La giurisdizione cui viene devoluta tale valutazione, tuttavia, differisce in relazione alla classificazione del comportamento posto in essere. Il dato normativo relativo al riparto di giurisdizione ricomprende, necessariamente, la bipartizione della tutela ravvisabile nei diritti soggettivi e negli interessi legittimi.

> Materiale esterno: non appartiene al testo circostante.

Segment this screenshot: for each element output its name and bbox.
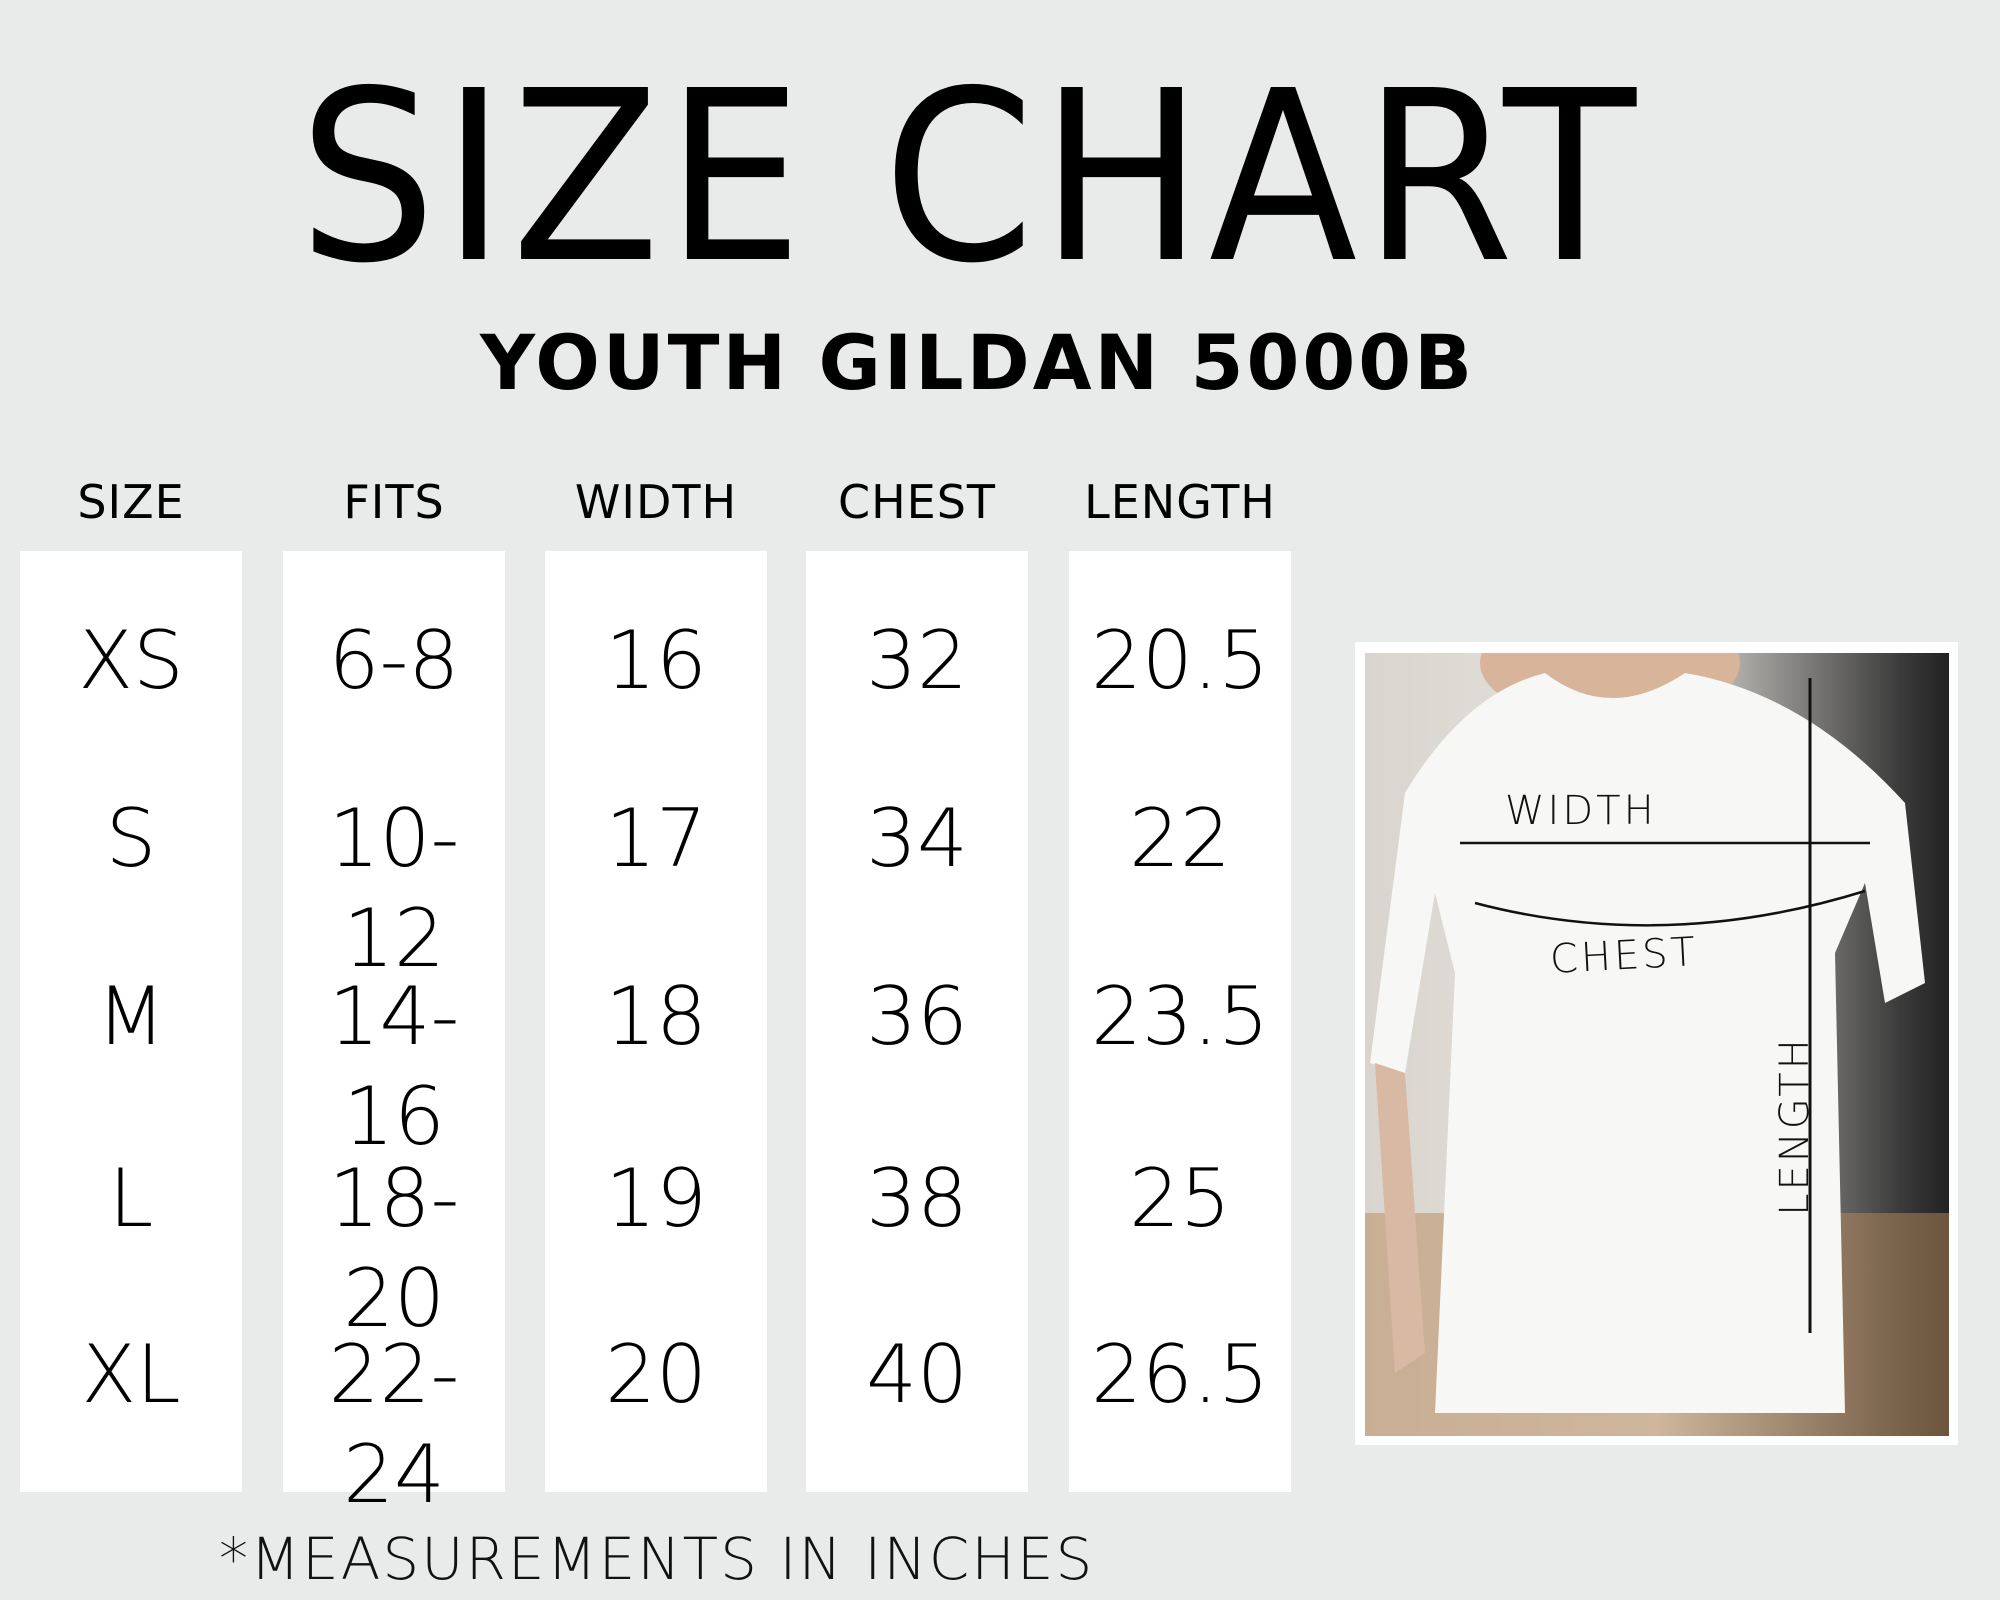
- cell-width: 17: [605, 792, 707, 885]
- cell-chest: 40: [866, 1328, 968, 1421]
- cell-fits: 10-12: [328, 792, 460, 985]
- cell-fits: 18-20: [328, 1152, 460, 1345]
- cell-chest: 32: [866, 614, 968, 707]
- header-length: LENGTH: [1084, 475, 1276, 529]
- cell-length: 26.5: [1090, 1328, 1270, 1421]
- column-length: [1069, 551, 1291, 1492]
- cell-size: S: [105, 792, 157, 885]
- cell-fits: 14-16: [328, 970, 460, 1163]
- cell-fits: 6-8: [328, 614, 460, 707]
- cell-size: XL: [81, 1328, 181, 1421]
- cell-size: L: [108, 1152, 154, 1245]
- cell-width: 18: [605, 970, 707, 1063]
- cell-length: 20.5: [1090, 614, 1270, 707]
- cell-length: 25: [1129, 1152, 1231, 1245]
- column-chest: [806, 551, 1028, 1492]
- cell-chest: 34: [866, 792, 968, 885]
- page-title: SIZE CHART: [298, 40, 1642, 315]
- header-width: WIDTH: [574, 475, 738, 529]
- cell-width: 16: [605, 614, 707, 707]
- header-size: SIZE: [77, 475, 185, 529]
- length-label: LENGTH: [1772, 1036, 1818, 1216]
- cell-length: 22: [1129, 792, 1231, 885]
- shirt-image: WIDTH CHEST LENGTH: [1365, 653, 1949, 1436]
- tshirt-illustration: [1365, 653, 1949, 1436]
- cell-fits: 22-24: [328, 1328, 460, 1521]
- measurement-note: *MEASUREMENTS IN INCHES: [219, 1525, 1095, 1593]
- cell-chest: 38: [866, 1152, 968, 1245]
- column-width: [545, 551, 767, 1492]
- chest-label: CHEST: [1548, 929, 1700, 983]
- column-size: [20, 551, 242, 1492]
- header-chest: CHEST: [837, 475, 997, 529]
- cell-size: XS: [78, 614, 184, 707]
- cell-length: 23.5: [1090, 970, 1270, 1063]
- cell-width: 19: [605, 1152, 707, 1245]
- shirt-photo: WIDTH CHEST LENGTH: [1355, 642, 1958, 1445]
- product-subtitle: YOUTH GILDAN 5000B: [479, 318, 1476, 407]
- header-fits: FITS: [343, 475, 445, 529]
- cell-width: 20: [605, 1328, 707, 1421]
- width-label: WIDTH: [1505, 788, 1657, 834]
- column-fits: [283, 551, 505, 1492]
- cell-chest: 36: [866, 970, 968, 1063]
- cell-size: M: [96, 970, 166, 1063]
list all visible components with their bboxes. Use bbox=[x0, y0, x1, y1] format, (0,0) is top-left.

Se con l'art. 2 L.A.C. il legislatore ha inteso fare riferimento alla situazione giuridica di cui viene chiesta tutela e con l'art. 3 L.A.C., invece, parrebbe che l'individuazione del giudice avvenga sulla base delle istanze delle parti interessate, rilevando il criterio del petitum, la giurisprudenza è pacifica nel ritenere che, ai fini dell'individuazione del giudice giusdicente, ciò che rileva è la causa petendi. Pertanto, è necessario individuare la posizione giuridica lesa (diritto soggettivo o interesse legittimo): parametro utile all'individuazione dell'una o dell'altra posizione soggettiva sostanziale, prende le mosse dal criterio che si basa sulla contrapposizione tra carenza e cattivo uso del potere. Ove la P.A., difatti, emetta un provvedimento sulla base di un potere che le è stato conferito ma che viene esercitato illegittimamente, in violazione della disciplina di legge, l'atto viene considerato annullabile per cattivo uso del potere.
Il criterio discretivo che fa leva, dunque, sulla bipartizione tra carenza e cattivo uso del potere, è utile all'individuazione della differenza tra diritti soggettivi e interessi legittimi. Nell'ipotesi di carenza di potere, infatti, l'azione amministrativa che difetta dell'attribuzione del potere, non è in grado di degradare o affievolire il diritto soggettivo a interesse legittimo. Viceversa, in caso di cattivo uso del potere, si verifica tale effetto di degradazione o affievolimento e, pertanto, la posizione del privato è quella dell'interesse legittimo.
Dottrina e giurisprudenza hanno circoscritto i casi in cui si manifesta la carenza di potere (con giurisdizione del giudice ordinario) alle ipotesi di carenza di potere in senso stretto, straripamento di potere e incompetenza assoluta. Tale criterio di differenziazione è sancito dagli artt. 103 e 113 della Costituzione. Dalla lettura dell'art. 103, difatti, si deduce che il giudice cui vengono devolute le controversie aventi ad oggetto la lesione di un interesse legittimo è il giudice amministrativo, mentre con l'art. 113 il giudice ordinario può essere investito del potere di annullamento dell'atto amministrativo.